Spento finalmente l’incendio che ha devastato il Monte Serra spento l’incendio inizia la fase del ritorno alla vita normale, ma sarà dura.  Coldiretti dice che «Per capire l’entità del disastro bastano due numeri: l’anno scorso in tutta la Toscana, a causa di una straordinaria siccità, si è raggiunto il record di 2200 ettari di bosco bruciati, il rogo del Monte Serra da solo ha interessato un’area di 1400 ettari. 150 gli ettari di olivi bruciati per circa 20.000 piante soprattutto sul versante da Caprona a Cascina in località Crespignano, Noce e Lugnano. Considerando che ogni  ettaro produce circa 25 quintali di olive per una resa di olio intorno ai 5 quintali, si capisce che l’impatto economico di questo incendio sarà importante con la perdita di circa 750 quintali di olio per almeno cinque anni».

Per 1.000 ettari sui quasi 1.400 bruciati dal fuoco, la Regione Toscana ha deciso il divieto di caccia fino al 31 gennaio, cioè fino alla chiusura della stagione venatoria, permettendo però nella fascia protetta la caccia al cinghiale e agli altri ungulati. Una scelta criticata da alcune associazioni ambientaliste, Coldiretti spiega che «Il perimetro della “fascia di rispetto”, suscettibile di piccoli eventuali aggiustamenti, in alcune zone corre quasi prossimo al bosco colpito dall’incendio, in altri casi si muove molto più lontano».

La Regione Toscana ha anche re-istituito un nuovo periodo di divieto assoluto di abbruciamento dei residui vegetali dal 27 settembre al 10 ottobre (l’allerta estivo era cessato il 10 settembre), in base all’indice di pericolosità per lo sviluppo di incendi boschivi anche se le previsioni meteo, con l’arrivo delle piogge, sembra scongiurare tale evenienza.

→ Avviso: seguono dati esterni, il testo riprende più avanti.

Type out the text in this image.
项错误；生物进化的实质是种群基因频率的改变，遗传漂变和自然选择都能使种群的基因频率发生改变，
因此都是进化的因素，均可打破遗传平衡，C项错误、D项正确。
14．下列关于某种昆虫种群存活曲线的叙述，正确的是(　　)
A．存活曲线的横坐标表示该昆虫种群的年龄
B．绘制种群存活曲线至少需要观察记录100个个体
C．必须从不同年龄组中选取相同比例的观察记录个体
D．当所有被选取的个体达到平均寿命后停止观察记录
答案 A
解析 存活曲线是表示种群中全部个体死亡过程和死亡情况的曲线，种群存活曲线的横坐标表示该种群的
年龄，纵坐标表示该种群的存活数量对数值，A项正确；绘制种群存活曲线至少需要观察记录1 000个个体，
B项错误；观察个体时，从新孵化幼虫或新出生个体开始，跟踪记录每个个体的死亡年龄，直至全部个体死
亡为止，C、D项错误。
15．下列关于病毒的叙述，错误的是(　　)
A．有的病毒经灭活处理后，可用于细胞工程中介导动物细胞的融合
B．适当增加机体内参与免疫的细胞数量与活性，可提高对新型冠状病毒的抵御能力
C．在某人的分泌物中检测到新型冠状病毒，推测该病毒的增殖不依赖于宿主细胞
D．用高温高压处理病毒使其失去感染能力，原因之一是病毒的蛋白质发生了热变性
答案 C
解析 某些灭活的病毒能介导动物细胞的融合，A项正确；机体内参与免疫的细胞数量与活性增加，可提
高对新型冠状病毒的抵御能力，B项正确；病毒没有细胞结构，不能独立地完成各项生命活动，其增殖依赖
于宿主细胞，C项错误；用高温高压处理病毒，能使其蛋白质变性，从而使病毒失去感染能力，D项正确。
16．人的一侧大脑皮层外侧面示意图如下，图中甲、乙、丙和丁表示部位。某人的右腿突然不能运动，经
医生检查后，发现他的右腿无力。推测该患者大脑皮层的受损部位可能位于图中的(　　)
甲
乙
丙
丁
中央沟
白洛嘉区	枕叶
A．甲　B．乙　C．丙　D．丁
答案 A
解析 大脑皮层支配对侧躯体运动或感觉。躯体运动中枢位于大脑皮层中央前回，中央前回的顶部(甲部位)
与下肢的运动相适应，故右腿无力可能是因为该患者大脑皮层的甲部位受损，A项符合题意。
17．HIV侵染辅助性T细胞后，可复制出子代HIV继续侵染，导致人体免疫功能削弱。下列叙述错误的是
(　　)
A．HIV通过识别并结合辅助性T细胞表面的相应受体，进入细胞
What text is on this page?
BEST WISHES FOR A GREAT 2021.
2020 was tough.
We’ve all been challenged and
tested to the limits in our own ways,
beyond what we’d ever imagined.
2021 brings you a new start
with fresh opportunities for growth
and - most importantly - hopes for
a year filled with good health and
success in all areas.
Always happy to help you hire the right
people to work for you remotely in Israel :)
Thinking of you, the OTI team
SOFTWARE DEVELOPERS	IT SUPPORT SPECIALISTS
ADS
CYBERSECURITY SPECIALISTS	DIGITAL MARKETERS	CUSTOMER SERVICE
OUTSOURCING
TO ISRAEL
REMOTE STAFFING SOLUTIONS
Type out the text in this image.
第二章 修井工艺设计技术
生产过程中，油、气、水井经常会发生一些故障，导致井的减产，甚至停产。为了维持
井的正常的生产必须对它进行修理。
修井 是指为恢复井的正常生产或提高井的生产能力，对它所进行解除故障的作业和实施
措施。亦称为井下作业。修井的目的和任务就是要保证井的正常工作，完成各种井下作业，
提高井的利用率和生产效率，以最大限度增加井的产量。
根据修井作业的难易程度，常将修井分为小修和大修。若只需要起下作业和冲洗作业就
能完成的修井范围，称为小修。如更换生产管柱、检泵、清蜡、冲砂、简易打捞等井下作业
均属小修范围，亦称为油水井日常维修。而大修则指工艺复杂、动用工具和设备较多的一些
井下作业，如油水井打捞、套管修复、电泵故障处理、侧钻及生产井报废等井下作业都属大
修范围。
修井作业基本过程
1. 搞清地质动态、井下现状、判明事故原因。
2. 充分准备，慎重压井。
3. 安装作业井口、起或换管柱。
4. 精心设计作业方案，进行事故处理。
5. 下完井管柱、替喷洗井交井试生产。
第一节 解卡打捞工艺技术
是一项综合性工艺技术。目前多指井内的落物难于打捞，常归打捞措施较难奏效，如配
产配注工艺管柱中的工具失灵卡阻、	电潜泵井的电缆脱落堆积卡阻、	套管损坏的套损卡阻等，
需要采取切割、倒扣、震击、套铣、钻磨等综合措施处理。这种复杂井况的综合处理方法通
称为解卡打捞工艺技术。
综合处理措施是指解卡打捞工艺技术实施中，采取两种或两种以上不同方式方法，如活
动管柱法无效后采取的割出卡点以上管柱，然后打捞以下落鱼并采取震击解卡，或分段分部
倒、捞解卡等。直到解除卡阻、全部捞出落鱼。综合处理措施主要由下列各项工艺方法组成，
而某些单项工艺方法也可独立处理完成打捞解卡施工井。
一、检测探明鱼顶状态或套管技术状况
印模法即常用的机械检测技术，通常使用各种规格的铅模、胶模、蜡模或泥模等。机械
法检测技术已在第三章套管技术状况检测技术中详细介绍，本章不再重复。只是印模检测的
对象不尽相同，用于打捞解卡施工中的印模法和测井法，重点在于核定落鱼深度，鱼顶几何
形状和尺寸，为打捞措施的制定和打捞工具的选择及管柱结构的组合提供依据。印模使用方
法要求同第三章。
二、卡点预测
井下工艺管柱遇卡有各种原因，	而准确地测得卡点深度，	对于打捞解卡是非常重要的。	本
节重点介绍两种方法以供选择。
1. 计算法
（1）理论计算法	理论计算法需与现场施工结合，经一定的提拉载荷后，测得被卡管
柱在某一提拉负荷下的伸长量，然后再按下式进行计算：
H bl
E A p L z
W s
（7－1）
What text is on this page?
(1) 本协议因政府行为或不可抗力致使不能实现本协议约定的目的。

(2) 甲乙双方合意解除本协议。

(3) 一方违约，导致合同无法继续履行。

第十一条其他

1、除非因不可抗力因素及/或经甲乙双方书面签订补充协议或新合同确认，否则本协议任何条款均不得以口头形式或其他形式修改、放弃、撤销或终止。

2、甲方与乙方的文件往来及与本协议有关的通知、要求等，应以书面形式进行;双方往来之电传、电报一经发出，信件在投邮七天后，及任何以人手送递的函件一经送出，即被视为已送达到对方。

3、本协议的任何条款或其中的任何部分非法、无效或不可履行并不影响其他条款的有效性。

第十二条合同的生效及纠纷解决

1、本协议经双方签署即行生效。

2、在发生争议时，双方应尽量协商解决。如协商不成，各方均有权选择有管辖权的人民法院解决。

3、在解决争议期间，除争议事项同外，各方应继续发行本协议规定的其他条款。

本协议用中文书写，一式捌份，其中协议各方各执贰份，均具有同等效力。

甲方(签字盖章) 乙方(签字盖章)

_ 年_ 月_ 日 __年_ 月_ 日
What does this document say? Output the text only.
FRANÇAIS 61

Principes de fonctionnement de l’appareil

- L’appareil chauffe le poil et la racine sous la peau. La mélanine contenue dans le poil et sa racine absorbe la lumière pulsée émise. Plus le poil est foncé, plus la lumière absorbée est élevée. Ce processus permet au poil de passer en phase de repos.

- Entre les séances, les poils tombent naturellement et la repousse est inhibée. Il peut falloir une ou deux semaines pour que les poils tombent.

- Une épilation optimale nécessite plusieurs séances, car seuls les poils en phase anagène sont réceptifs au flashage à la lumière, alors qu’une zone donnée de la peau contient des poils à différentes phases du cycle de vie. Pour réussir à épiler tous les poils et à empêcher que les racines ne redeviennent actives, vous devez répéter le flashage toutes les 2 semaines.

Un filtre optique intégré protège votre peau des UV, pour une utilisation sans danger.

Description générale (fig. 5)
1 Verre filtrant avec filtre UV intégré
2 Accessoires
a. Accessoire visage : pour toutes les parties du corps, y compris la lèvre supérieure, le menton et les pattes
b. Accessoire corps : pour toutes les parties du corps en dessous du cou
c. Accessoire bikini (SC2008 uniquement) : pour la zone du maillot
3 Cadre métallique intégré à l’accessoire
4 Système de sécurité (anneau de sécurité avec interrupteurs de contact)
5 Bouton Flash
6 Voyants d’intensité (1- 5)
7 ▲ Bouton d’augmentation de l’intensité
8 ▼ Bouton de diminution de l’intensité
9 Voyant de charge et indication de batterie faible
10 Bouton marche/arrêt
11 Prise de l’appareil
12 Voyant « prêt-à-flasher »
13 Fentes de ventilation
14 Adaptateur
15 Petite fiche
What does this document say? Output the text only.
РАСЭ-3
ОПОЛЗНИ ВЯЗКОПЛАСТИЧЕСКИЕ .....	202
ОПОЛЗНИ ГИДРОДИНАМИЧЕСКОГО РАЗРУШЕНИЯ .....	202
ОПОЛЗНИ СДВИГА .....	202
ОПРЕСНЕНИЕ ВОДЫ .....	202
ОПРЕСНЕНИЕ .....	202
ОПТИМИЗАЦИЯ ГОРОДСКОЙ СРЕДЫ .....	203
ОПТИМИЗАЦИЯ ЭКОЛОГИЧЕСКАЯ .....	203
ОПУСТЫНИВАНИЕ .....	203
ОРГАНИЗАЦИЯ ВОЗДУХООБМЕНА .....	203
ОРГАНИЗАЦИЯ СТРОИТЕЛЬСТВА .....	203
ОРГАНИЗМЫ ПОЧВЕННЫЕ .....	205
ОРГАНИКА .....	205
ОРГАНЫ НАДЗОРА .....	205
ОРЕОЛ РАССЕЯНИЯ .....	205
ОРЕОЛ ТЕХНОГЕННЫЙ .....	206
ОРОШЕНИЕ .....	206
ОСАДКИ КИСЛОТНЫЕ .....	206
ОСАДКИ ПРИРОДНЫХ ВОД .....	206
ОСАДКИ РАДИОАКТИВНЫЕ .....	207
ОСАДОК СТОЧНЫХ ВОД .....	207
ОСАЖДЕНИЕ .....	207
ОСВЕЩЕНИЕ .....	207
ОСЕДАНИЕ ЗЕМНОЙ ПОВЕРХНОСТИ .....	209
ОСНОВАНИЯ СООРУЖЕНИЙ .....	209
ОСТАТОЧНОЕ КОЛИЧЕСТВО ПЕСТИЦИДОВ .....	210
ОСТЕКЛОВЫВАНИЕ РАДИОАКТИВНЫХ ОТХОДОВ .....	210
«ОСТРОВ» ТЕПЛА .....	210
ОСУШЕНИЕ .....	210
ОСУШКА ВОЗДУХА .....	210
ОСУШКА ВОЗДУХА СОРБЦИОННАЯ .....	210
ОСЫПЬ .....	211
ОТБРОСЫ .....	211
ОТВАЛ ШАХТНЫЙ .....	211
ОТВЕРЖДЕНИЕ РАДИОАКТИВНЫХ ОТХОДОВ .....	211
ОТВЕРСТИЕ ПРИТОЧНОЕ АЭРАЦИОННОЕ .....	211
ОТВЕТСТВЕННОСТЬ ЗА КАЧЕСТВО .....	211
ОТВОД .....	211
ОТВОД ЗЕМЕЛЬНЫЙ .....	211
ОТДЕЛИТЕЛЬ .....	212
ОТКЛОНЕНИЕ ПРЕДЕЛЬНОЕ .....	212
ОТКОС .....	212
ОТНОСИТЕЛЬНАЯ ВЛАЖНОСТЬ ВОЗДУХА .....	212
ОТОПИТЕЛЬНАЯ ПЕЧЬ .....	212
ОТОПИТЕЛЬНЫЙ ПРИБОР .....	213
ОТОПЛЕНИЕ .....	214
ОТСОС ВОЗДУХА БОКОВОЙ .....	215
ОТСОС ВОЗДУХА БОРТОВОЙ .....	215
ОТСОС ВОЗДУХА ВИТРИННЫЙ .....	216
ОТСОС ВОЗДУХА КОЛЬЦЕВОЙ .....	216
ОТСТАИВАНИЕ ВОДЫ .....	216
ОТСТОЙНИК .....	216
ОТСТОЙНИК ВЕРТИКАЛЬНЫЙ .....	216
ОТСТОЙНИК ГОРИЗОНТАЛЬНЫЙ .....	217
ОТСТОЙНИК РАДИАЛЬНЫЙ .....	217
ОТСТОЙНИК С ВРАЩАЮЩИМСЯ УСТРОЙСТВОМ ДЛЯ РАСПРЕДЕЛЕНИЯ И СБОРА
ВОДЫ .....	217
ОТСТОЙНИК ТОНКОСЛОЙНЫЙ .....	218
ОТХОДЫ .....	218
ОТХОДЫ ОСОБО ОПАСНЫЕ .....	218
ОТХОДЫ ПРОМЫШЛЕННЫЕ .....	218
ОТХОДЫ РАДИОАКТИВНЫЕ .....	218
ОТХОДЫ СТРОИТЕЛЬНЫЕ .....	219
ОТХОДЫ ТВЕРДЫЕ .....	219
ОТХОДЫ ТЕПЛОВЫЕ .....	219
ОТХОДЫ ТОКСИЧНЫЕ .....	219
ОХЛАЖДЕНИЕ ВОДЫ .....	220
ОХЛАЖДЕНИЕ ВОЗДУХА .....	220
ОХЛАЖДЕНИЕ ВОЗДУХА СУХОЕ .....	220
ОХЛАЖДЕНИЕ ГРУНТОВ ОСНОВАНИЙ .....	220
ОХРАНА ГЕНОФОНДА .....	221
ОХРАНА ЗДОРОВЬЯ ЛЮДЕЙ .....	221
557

La Coldiretti sottolinea che «Continua la conta dei danni per cittadini ed imprese agricole» e che «sul sito di Artea (Agenzia Regionale Toscana per le Erogazioni in Agricoltura) è aperta la procedura informatica per segnalare i danni subiti al fine del riconoscimento dello stato di calamità naturale. La scadenza per segnalare i danni è fissata al 19 Ottobre».

Il direttore di Coldiretti Toscana, Antonio De Concilio, conclude: «Superata l’emergenza, occorrerà intervenire rapidamente per far ripartire le attività produttive anche con interventi straordinari per il reimpianto delle coltivazioni andate distrutte dal fuoco. Occorre aver presente che al costo per  ripristinare la produzione, anche ricorrendo al reimpianto, di un oliveto o di un vigneto va aggiunto il danno per la mancata produzione  per diversi anni Bisognerà quindi tener conto della sopravvivenza delle aziende professionali di quei territori che vivono di agricoltura, La nostra Organizzazione è fianco delle imprese e collaborerà con le istituzioni, anche attraverso le strutture territoriali, per avviare la fase di rinascita di un territorio così profondamente ferito».